Malware: New Attacks Evade DetectionResearcher Describes Latest Threats
It's not just anti-virus software these latest attacks have learned to circumvent, says Maor, a fraud prevent solutions manager for the online security company. "These attacks are trying to evade the [malware] researchers," he adds.
While many of the malware strains used in the new generation of attacks are not new, the attacks, because they are using new techniques to get around researchers' common tools of detection, are able to go undiscovered for weeks or months at a time, Maor adds.
And the longer the malware goes undetected, the more information the fraudsters are able to glean about the users whose computers they infect, he explains during this interview with Information Security Media Group.
The same new attack techniques being used with banking Trojans also are being applied to many of the malware strains, such as Dexter and BlackPOS, that are targeting retailers, Maor says.
"We're seeing a rise in the number of POS-dedicated malware [strains], too," he says. "The point-of-sale malware that is out there also knows how to get around detection."

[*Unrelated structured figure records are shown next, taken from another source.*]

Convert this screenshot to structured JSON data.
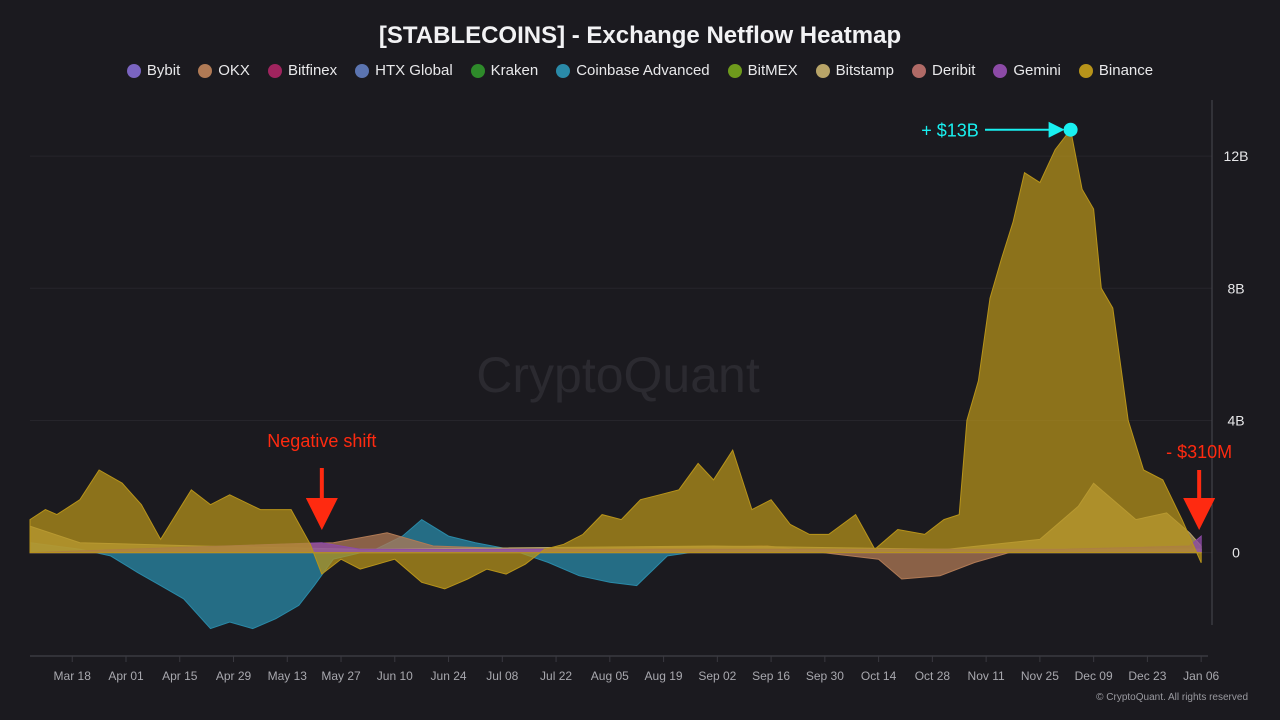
{
  "chart_data": {
    "type": "area",
    "title": "[STABLECOINS] - Exchange Netflow Heatmap",
    "watermark": "CryptoQuant",
    "copyright": "© CryptoQuant. All rights reserved",
    "grid": true,
    "legend_placement": "top-center",
    "ylim": [
      -3.1,
      13.7
    ],
    "y_ticks": [
      {
        "v": 0,
        "label": "0"
      },
      {
        "v": 4,
        "label": "4B"
      },
      {
        "v": 8,
        "label": "8B"
      },
      {
        "v": 12,
        "label": "12B"
      }
    ],
    "x_range": [
      "2024-03-07",
      "2025-01-07"
    ],
    "x_ticks": [
      {
        "d": "2024-03-18",
        "label": "Mar 18"
      },
      {
        "d": "2024-04-01",
        "label": "Apr 01"
      },
      {
        "d": "2024-04-15",
        "label": "Apr 15"
      },
      {
        "d": "2024-04-29",
        "label": "Apr 29"
      },
      {
        "d": "2024-05-13",
        "label": "May 13"
      },
      {
        "d": "2024-05-27",
        "label": "May 27"
      },
      {
        "d": "2024-06-10",
        "label": "Jun 10"
      },
      {
        "d": "2024-06-24",
        "label": "Jun 24"
      },
      {
        "d": "2024-07-08",
        "label": "Jul 08"
      },
      {
        "d": "2024-07-22",
        "label": "Jul 22"
      },
      {
        "d": "2024-08-05",
        "label": "Aug 05"
      },
      {
        "d": "2024-08-19",
        "label": "Aug 19"
      },
      {
        "d": "2024-09-02",
        "label": "Sep 02"
      },
      {
        "d": "2024-09-16",
        "label": "Sep 16"
      },
      {
        "d": "2024-09-30",
        "label": "Sep 30"
      },
      {
        "d": "2024-10-14",
        "label": "Oct 14"
      },
      {
        "d": "2024-10-28",
        "label": "Oct 28"
      },
      {
        "d": "2024-11-11",
        "label": "Nov 11"
      },
      {
        "d": "2024-11-25",
        "label": "Nov 25"
      },
      {
        "d": "2024-12-09",
        "label": "Dec 09"
      },
      {
        "d": "2024-12-23",
        "label": "Dec 23"
      },
      {
        "d": "2025-01-06",
        "label": "Jan 06"
      }
    ],
    "legend": [
      {
        "name": "Bybit",
        "color": "#7a64c0"
      },
      {
        "name": "OKX",
        "color": "#b07a55"
      },
      {
        "name": "Bitfinex",
        "color": "#a0245e"
      },
      {
        "name": "HTX Global",
        "color": "#5b74b0"
      },
      {
        "name": "Kraken",
        "color": "#2e8a2a"
      },
      {
        "name": "Coinbase Advanced",
        "color": "#2a8aa8"
      },
      {
        "name": "BitMEX",
        "color": "#6e9a1c"
      },
      {
        "name": "Bitstamp",
        "color": "#b8a468"
      },
      {
        "name": "Deribit",
        "color": "#b06a66"
      },
      {
        "name": "Gemini",
        "color": "#8c4aa6"
      },
      {
        "name": "Binance",
        "color": "#b8941a"
      }
    ],
    "series": [
      {
        "name": "Coinbase Advanced",
        "color": "#2a8aa8",
        "points": [
          [
            "2024-03-07",
            0.3
          ],
          [
            "2024-03-20",
            0.1
          ],
          [
            "2024-03-28",
            -0.1
          ],
          [
            "2024-04-04",
            -0.6
          ],
          [
            "2024-04-10",
            -1.0
          ],
          [
            "2024-04-16",
            -1.4
          ],
          [
            "2024-04-23",
            -2.3
          ],
          [
            "2024-04-28",
            -2.1
          ],
          [
            "2024-05-04",
            -2.3
          ],
          [
            "2024-05-10",
            -2.0
          ],
          [
            "2024-05-16",
            -1.6
          ],
          [
            "2024-05-20",
            -1.0
          ],
          [
            "2024-05-25",
            -0.2
          ],
          [
            "2024-06-05",
            0.1
          ],
          [
            "2024-06-12",
            0.5
          ],
          [
            "2024-06-17",
            1.0
          ],
          [
            "2024-06-24",
            0.5
          ],
          [
            "2024-07-01",
            0.3
          ],
          [
            "2024-07-10",
            0.1
          ],
          [
            "2024-07-20",
            -0.3
          ],
          [
            "2024-07-28",
            -0.7
          ],
          [
            "2024-08-05",
            -0.9
          ],
          [
            "2024-08-12",
            -1.0
          ],
          [
            "2024-08-20",
            -0.1
          ],
          [
            "2024-09-01",
            0.1
          ],
          [
            "2024-10-01",
            0.05
          ],
          [
            "2024-11-01",
            0.1
          ],
          [
            "2024-12-01",
            0.1
          ],
          [
            "2025-01-06",
            0.1
          ]
        ]
      },
      {
        "name": "OKX",
        "color": "#b07a55",
        "points": [
          [
            "2024-03-07",
            0.0
          ],
          [
            "2024-05-25",
            0.3
          ],
          [
            "2024-06-08",
            0.6
          ],
          [
            "2024-06-20",
            0.2
          ],
          [
            "2024-07-15",
            0.1
          ],
          [
            "2024-09-15",
            0.2
          ],
          [
            "2024-10-14",
            -0.2
          ],
          [
            "2024-10-20",
            -0.8
          ],
          [
            "2024-10-30",
            -0.7
          ],
          [
            "2024-11-08",
            -0.3
          ],
          [
            "2024-11-20",
            0.1
          ],
          [
            "2025-01-06",
            0.1
          ]
        ]
      },
      {
        "name": "Bitstamp",
        "color": "#b8a468",
        "points": [
          [
            "2024-03-07",
            0.8
          ],
          [
            "2024-03-20",
            0.3
          ],
          [
            "2024-04-20",
            0.2
          ],
          [
            "2024-06-01",
            0.1
          ],
          [
            "2024-09-01",
            0.2
          ],
          [
            "2024-11-01",
            0.1
          ],
          [
            "2024-11-25",
            0.4
          ],
          [
            "2024-12-05",
            1.4
          ],
          [
            "2024-12-09",
            2.1
          ],
          [
            "2024-12-14",
            1.6
          ],
          [
            "2024-12-20",
            1.0
          ],
          [
            "2024-12-28",
            1.2
          ],
          [
            "2025-01-03",
            0.6
          ],
          [
            "2025-01-06",
            0.2
          ]
        ]
      },
      {
        "name": "Gemini",
        "color": "#8c4aa6",
        "points": [
          [
            "2024-03-07",
            0.0
          ],
          [
            "2024-05-22",
            0.3
          ],
          [
            "2024-06-01",
            0.1
          ],
          [
            "2024-12-01",
            0.1
          ],
          [
            "2025-01-03",
            0.2
          ],
          [
            "2025-01-06",
            0.5
          ]
        ]
      },
      {
        "name": "Binance",
        "color": "#b8941a",
        "points": [
          [
            "2024-03-07",
            1.0
          ],
          [
            "2024-03-11",
            1.3
          ],
          [
            "2024-03-14",
            1.15
          ],
          [
            "2024-03-20",
            1.6
          ],
          [
            "2024-03-25",
            2.5
          ],
          [
            "2024-03-31",
            2.1
          ],
          [
            "2024-04-05",
            1.45
          ],
          [
            "2024-04-10",
            0.4
          ],
          [
            "2024-04-18",
            1.9
          ],
          [
            "2024-04-23",
            1.45
          ],
          [
            "2024-04-28",
            1.75
          ],
          [
            "2024-05-06",
            1.3
          ],
          [
            "2024-05-14",
            1.3
          ],
          [
            "2024-05-19",
            0.25
          ],
          [
            "2024-05-22",
            -0.65
          ],
          [
            "2024-05-27",
            -0.2
          ],
          [
            "2024-06-01",
            -0.5
          ],
          [
            "2024-06-10",
            -0.2
          ],
          [
            "2024-06-17",
            -0.9
          ],
          [
            "2024-06-23",
            -1.1
          ],
          [
            "2024-06-29",
            -0.8
          ],
          [
            "2024-07-04",
            -0.5
          ],
          [
            "2024-07-09",
            -0.65
          ],
          [
            "2024-07-14",
            -0.35
          ],
          [
            "2024-07-19",
            0.1
          ],
          [
            "2024-07-24",
            0.25
          ],
          [
            "2024-07-29",
            0.55
          ],
          [
            "2024-08-03",
            1.15
          ],
          [
            "2024-08-08",
            1.0
          ],
          [
            "2024-08-13",
            1.6
          ],
          [
            "2024-08-18",
            1.75
          ],
          [
            "2024-08-23",
            1.9
          ],
          [
            "2024-08-28",
            2.7
          ],
          [
            "2024-09-01",
            2.2
          ],
          [
            "2024-09-06",
            3.1
          ],
          [
            "2024-09-11",
            1.3
          ],
          [
            "2024-09-16",
            1.6
          ],
          [
            "2024-09-21",
            0.85
          ],
          [
            "2024-09-26",
            0.55
          ],
          [
            "2024-10-01",
            0.55
          ],
          [
            "2024-10-08",
            1.15
          ],
          [
            "2024-10-13",
            0.1
          ],
          [
            "2024-10-19",
            0.7
          ],
          [
            "2024-10-26",
            0.55
          ],
          [
            "2024-10-31",
            1.0
          ],
          [
            "2024-11-04",
            1.15
          ],
          [
            "2024-11-06",
            4.0
          ],
          [
            "2024-11-09",
            5.2
          ],
          [
            "2024-11-12",
            7.7
          ],
          [
            "2024-11-15",
            8.9
          ],
          [
            "2024-11-18",
            10.0
          ],
          [
            "2024-11-21",
            11.5
          ],
          [
            "2024-11-25",
            11.2
          ],
          [
            "2024-11-29",
            12.2
          ],
          [
            "2024-12-03",
            12.8
          ],
          [
            "2024-12-06",
            11.0
          ],
          [
            "2024-12-09",
            10.4
          ],
          [
            "2024-12-11",
            8.0
          ],
          [
            "2024-12-14",
            7.4
          ],
          [
            "2024-12-18",
            4.0
          ],
          [
            "2024-12-22",
            2.5
          ],
          [
            "2024-12-27",
            2.2
          ],
          [
            "2025-01-01",
            1.0
          ],
          [
            "2025-01-06",
            -0.31
          ]
        ]
      }
    ],
    "annotations": [
      {
        "text": "+ $13B",
        "color": "#19f0f0",
        "d": "2024-12-03",
        "v": 12.8
      },
      {
        "text": "Negative shift",
        "color": "#ff2a10",
        "d": "2024-05-22",
        "v": -0.65
      },
      {
        "text": "- $310M",
        "color": "#ff2a10",
        "d": "2025-01-06",
        "v": -0.31
      }
    ]
  }
}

This is why information sharing, across industries and regions, about emerging malware strains and attack methods is becoming increasingly critical, Maor says. "People understand that in order to understand these attacks, you have to share information," he says.
During this interview, Maor also discusses:
- Why emerging POS and online bank account malware strains are increasingly similar
- How criminals are sharing information about ways to evade detection and researchers;
- The risks posed by Microsoft's dropping of support for its XP operating system next month.
At Trusteer, an IBM company, Maor leads fraud fighting and threat awareness projects. A security evangelist, he regularly presents at industry events and academic master classes and volunteers for educational security awareness programs. Previously, he was the head of RSA's Cyber Threats Research Labs, where he managed malware research and intelligence teams.